Throughout this problem use 9.80 m/s^2 for the magnitude of the acceleration due to gravity.
For an object falling through air at a high speed , the drag force acting on it due to air resistance can be expressed as
F = Kv^2
where the coefficient K depends on the shape and size of the falling object and on the density of air. For a human body, the numerical value for K is about 0.250 kg/m.
Using this value for K, what is the terminal speed v-terminal of the sky diver?
Express you answer in meters per second.
B) When the parachute is fully open, the effective drag coefficient of the sky diver plus parachute increases to 60.0 kg/m. What is the drag force F(drag) acting on the sky diver immediately after she has opened the parachute?
C) What is the terminal speed v(terminal) of the sky diver when the parachute is opened?
Express your answer in meters per second.
2007-10-12 03:29:44 · 1 answers · asked by Nick S 1 in Science & Mathematics ➔ Physics
The terminal velocity is the velocity when the falling object stops accelerating (i.e. the velocity stops changing)
F = MA so A = F/M
If the object's velocity isn't changing, the acceleration A = 0 so the net force F also has to be 0.

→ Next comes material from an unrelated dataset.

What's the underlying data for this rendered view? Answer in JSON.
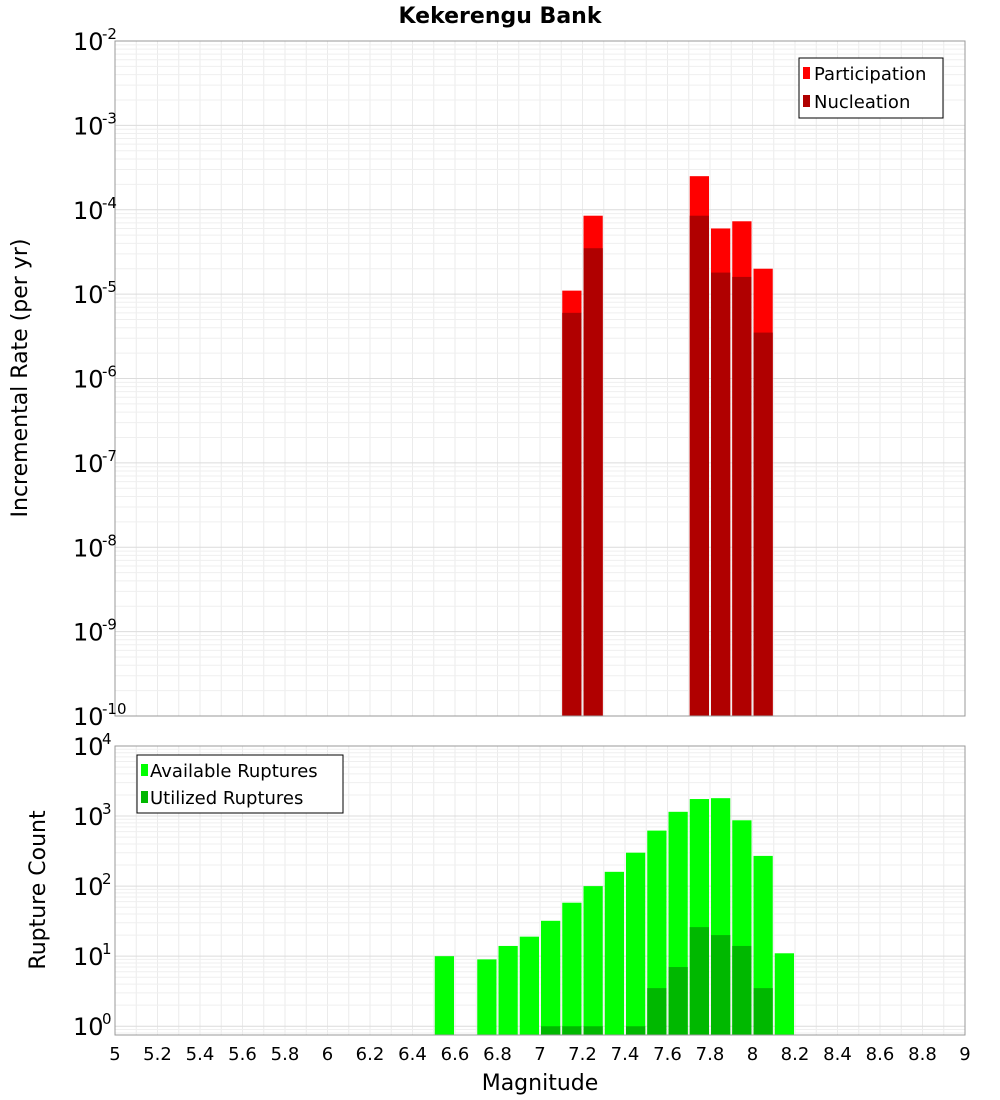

The net force downward F = W - D
where W is the weight (i.e. the force due to gravity), and
D is the drag force. F = 0 when D = W
We know the mass of the sky diver and so can compute W, the force due to gravity.
Since we know K, we can compute the V^2 that makes D = W, and hence V, the desired terminal velocity.
With that V and the new K (the drag coefficient for the open parachute), we can compute the new drag force.
Eventually, the parachute will slow the diver to a new, slower terminal velocity, but we still have the new K so we can compute it.
2007-10-12 19:10:48 · answer #1 · answered by simplicitus 7 · 0⤊ 2⤋